NO TIME TO DIE (Cary Joji Fukunaga, 2021) - A SPOILER-FREE REVIEW

Daniel Craig, Lea Seydoux, Rami Malek, Christoph Waltz, Ralph Fiennes, Lashana Lynch, Jeffrey Wright, Ana De Armas, Ben Whishaw, Naomie Harris, Rory Kinnear, Billy Magnussen, David Dencik, Dali Benssalah, Lisa-Dorah Sonnet. 163 minutes.

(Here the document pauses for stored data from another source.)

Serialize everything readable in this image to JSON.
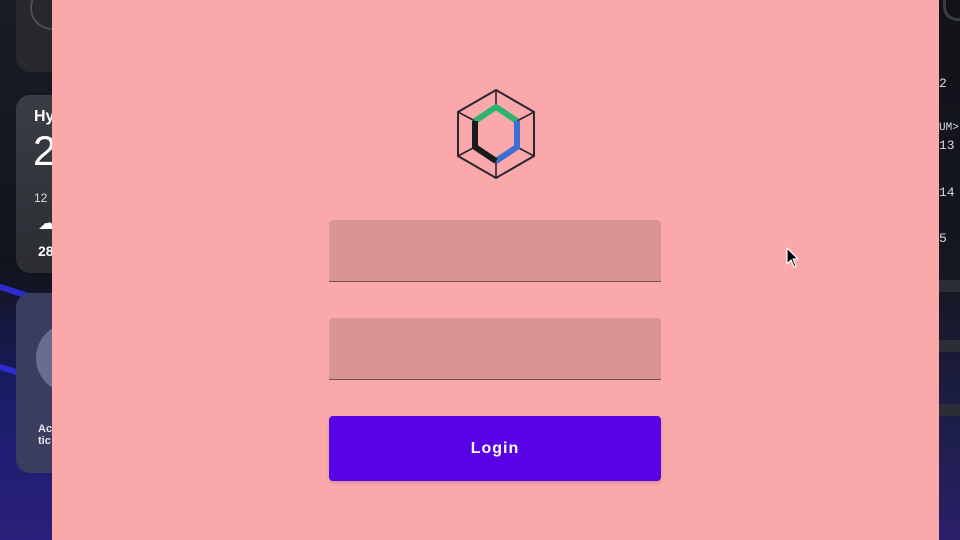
{
  "desktop": {
    "weather_widget": {
      "city": "Hy",
      "temperature": "2",
      "detail": "12",
      "low": "28"
    },
    "bottom_widget": {
      "text_line1": "Ac",
      "text_line2": "tic"
    },
    "right_panel": {
      "lines": [
        "2",
        "UM>",
        "13",
        "14",
        "5"
      ]
    }
  },
  "login_form": {
    "logo": "jmix-hexagon-logo",
    "username": {
      "value": "",
      "placeholder": ""
    },
    "password": {
      "value": "",
      "placeholder": ""
    },
    "login_label": "Login"
  },
  "colors": {
    "window_background": "#fba8aa",
    "field_background": "#d89591",
    "button_background": "#5703e6",
    "button_text": "#ffffff"
  }
}
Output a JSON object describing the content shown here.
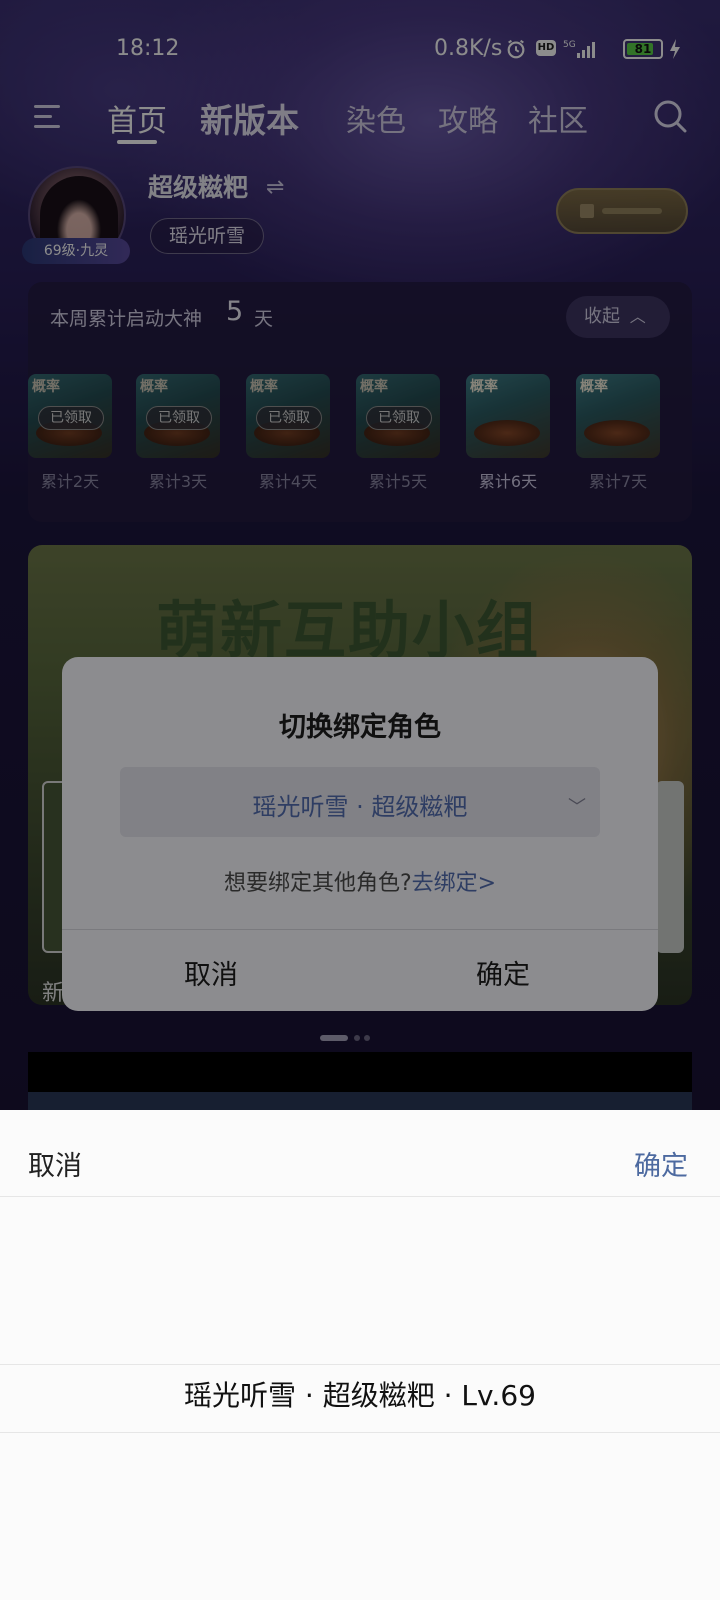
{
  "status_bar": {
    "time": "18:12",
    "network_speed": "0.8K/s",
    "battery": "81",
    "icons": [
      "alarm-icon",
      "hd-icon",
      "5g-signal-icon",
      "battery-icon",
      "charging-icon"
    ]
  },
  "nav": {
    "tabs": [
      {
        "label": "首页"
      },
      {
        "label": "新版本"
      },
      {
        "label": "染色"
      },
      {
        "label": "攻略"
      },
      {
        "label": "社区"
      }
    ]
  },
  "profile": {
    "name": "超级糍粑",
    "level_badge": "69级·九灵",
    "server": "瑶光听雪",
    "swap_symbol": "⇌"
  },
  "weekly": {
    "prefix": "本周累计启动大神",
    "days": "5",
    "unit": "天",
    "collapse_label": "收起",
    "rewards": [
      {
        "tag": "概率",
        "status": "已领取",
        "label": "累计2天"
      },
      {
        "tag": "概率",
        "status": "已领取",
        "label": "累计3天"
      },
      {
        "tag": "概率",
        "status": "已领取",
        "label": "累计4天"
      },
      {
        "tag": "概率",
        "status": "已领取",
        "label": "累计5天"
      },
      {
        "tag": "概率",
        "status": "",
        "label": "累计6天"
      },
      {
        "tag": "概率",
        "status": "",
        "label": "累计7天"
      }
    ]
  },
  "banner": {
    "title": "萌新互助小组",
    "side_text": "新"
  },
  "dialog": {
    "title": "切换绑定角色",
    "selected_role": "瑶光听雪 · 超级糍粑",
    "hint": "想要绑定其他角色?",
    "hint_link": "去绑定>",
    "cancel": "取消",
    "confirm": "确定"
  },
  "sheet": {
    "cancel": "取消",
    "confirm": "确定",
    "option": "瑶光听雪 · 超级糍粑 · Lv.69"
  },
  "colors": {
    "accent_link": "#4d6aa0",
    "dialog_bg": "#8c8c8f",
    "battery_green": "#5bd14a"
  }
}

The previous James Bond film SPECTRE (2015) ended on an upbeat note that would have made a fitting end to Daniel Craig's arc as the character. However, fans of course wanted more, in part because, despite the film's great commercial success and strong reviews, it came to be regarded as a lesser entry in the franchise. After a long break, and discussions with producers Barbara Broccoli and Michael G. Wilson, Craig became excited at the possibilities of ending the arc of his Bond in an epic and emotionally satisfying way. A script was developed with Bond veterans Neal Purvis and Robert Wade, but when TRAINSPOTTING director Danny Boyle came on board as director, he preferred to craft his own story with regular scribe John Hodge. Unfortunately, after developing a new script together, creative disagreements between them and the producers led to the pair exiting the project. The Bond team returned to the original Purvis and Wade script, and BEASTS OF NO NATION director Cary Joji Fukunaga, a huge fan of the franchise, became the new director.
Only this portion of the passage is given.